Moving around pointers in a linked list

Question

Question: Given a linked list with three pointers: first points to the first node, second to the third and third to the last node. Return a single pointer to the same list so that the 5th is the first and the the first is the last.

This was a question given to us in class, i'm having trouble understanding the question, but here is my attempted solution.

//List is the first pointer
//p is the second pointer (pointing to the third node)
//q is the last pointer (pointing to the last node)

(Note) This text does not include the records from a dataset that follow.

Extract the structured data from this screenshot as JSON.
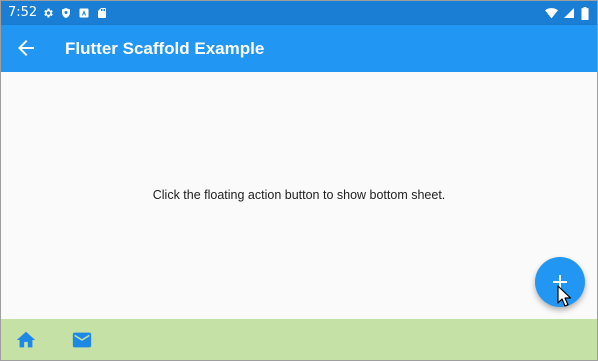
{
  "status_bar": {
    "time": "7:52",
    "left_icons": [
      "gear-icon",
      "shield-icon",
      "badge-icon",
      "sd-card-icon"
    ],
    "right_icons": [
      "wifi-icon",
      "signal-icon",
      "battery-icon"
    ],
    "background": "#1a7fd4"
  },
  "app_bar": {
    "title": "Flutter Scaffold Example",
    "back_icon": "arrow-back-icon",
    "background": "#2196f3"
  },
  "body": {
    "message": "Click the floating action button to show bottom sheet."
  },
  "fab": {
    "icon": "add-icon",
    "background": "#2196f3"
  },
  "bottom_bar": {
    "background": "#c5e1a5",
    "items": [
      {
        "icon": "home-icon"
      },
      {
        "icon": "mail-icon"
      }
    ]
  }
}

 R = p -> next //R, a name to a pointer i gave that is between p and q
 p -> next = R -> next // don't even know what this means but wrote it down anyways

after this I am stuck, any help is appreciated but I would appreciate the full solution.

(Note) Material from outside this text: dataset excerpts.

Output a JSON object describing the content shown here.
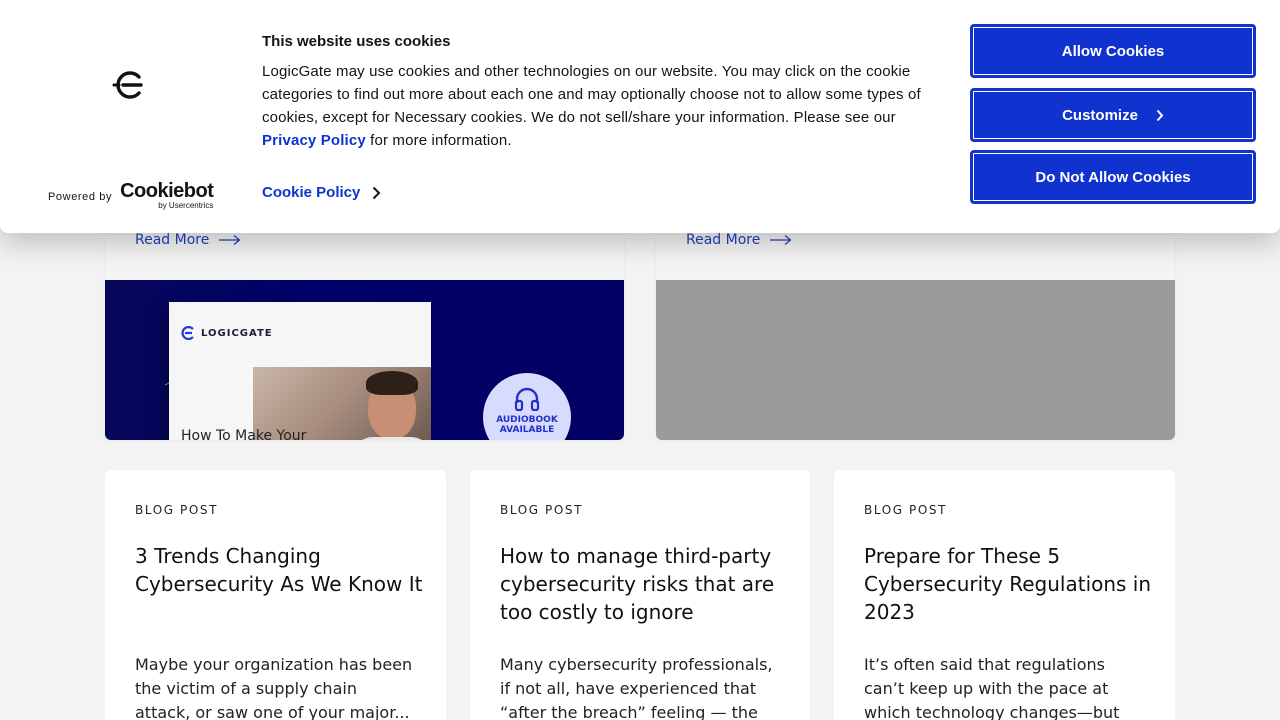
{
  "featured": [
    {
      "read_more": "Read More"
    },
    {
      "read_more": "Read More"
    }
  ],
  "ebook": {
    "brand": "LOGICGATE",
    "title": "How To Make Your",
    "badge_line1": "AUDIOBOOK",
    "badge_line2": "AVAILABLE"
  },
  "posts": [
    {
      "label": "BLOG POST",
      "title": "3 Trends Changing Cybersecurity As We Know It",
      "excerpt": "Maybe your organization has been the victim of a supply chain attack, or saw one of your major..."
    },
    {
      "label": "BLOG POST",
      "title": "How to manage third-party cybersecurity risks that are too costly to ignore",
      "excerpt": "Many cybersecurity professionals, if not all, have experienced that “after the breach” feeling — the moment"
    },
    {
      "label": "BLOG POST",
      "title": "Prepare for These 5 Cybersecurity Regulations in 2023",
      "excerpt": "It’s often said that regulations can’t keep up with the pace at which technology changes—but that"
    }
  ],
  "cookie_banner": {
    "heading": "This website uses cookies",
    "body_before_link": "LogicGate may use cookies and other technologies on our website. You may click on the cookie categories to find out more about each one and may optionally choose not to allow some types of cookies, except for Necessary cookies.  We do not sell/share your information. Please see our ",
    "privacy_link": "Privacy Policy",
    "body_after_link": " for more information.",
    "cookie_policy_link": "Cookie Policy",
    "powered_by": "Powered by",
    "cookiebot_name": "Cookiebot",
    "cookiebot_sub": "by Usercentrics",
    "buttons": {
      "allow": "Allow Cookies",
      "customize": "Customize",
      "deny": "Do Not Allow Cookies"
    }
  },
  "colors": {
    "accent_blue": "#1032cf",
    "link_blue": "#1f3fbd",
    "navy": "#00006a"
  }
}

I would further appreciate a solution that utilizes STL

Answer 1

It can be done like this:

list *tmp, *tmp2, *pf, p3, pl;    //pf: first, p3: 3rd, pl: last;

tmp = p3->next->next;    //pointer of the 4th element to the 5th;
p3->next->next = tmp->next;    //4th element now pointing to the 6th (since 5th moves to the beggining);
pl->next = pf;    //make the first the last;
tmp2 = pf->next;    //save the pointer to the 2nd;
pf->next = NULL;    //pf is now last (-> pf->next has to be NULL);
tmp->next = tmp2;    //old 5th now pointing to the 2nd (as it should be the first);
pf = tmp;    //make the 5th the first -> this is what you want to return;

What is basically done here: You take out the 5th element (its pointer) out and therefore you have to connect 4 with 6. Now you put the first at the end. This is pretty easy since last->next is NULL anyway. The last thing you have to do now is making the 5th the 1st. For that you need to make it point to the 2nd. And that's it. As far as I understood you should wrap this also in a function which returns first then.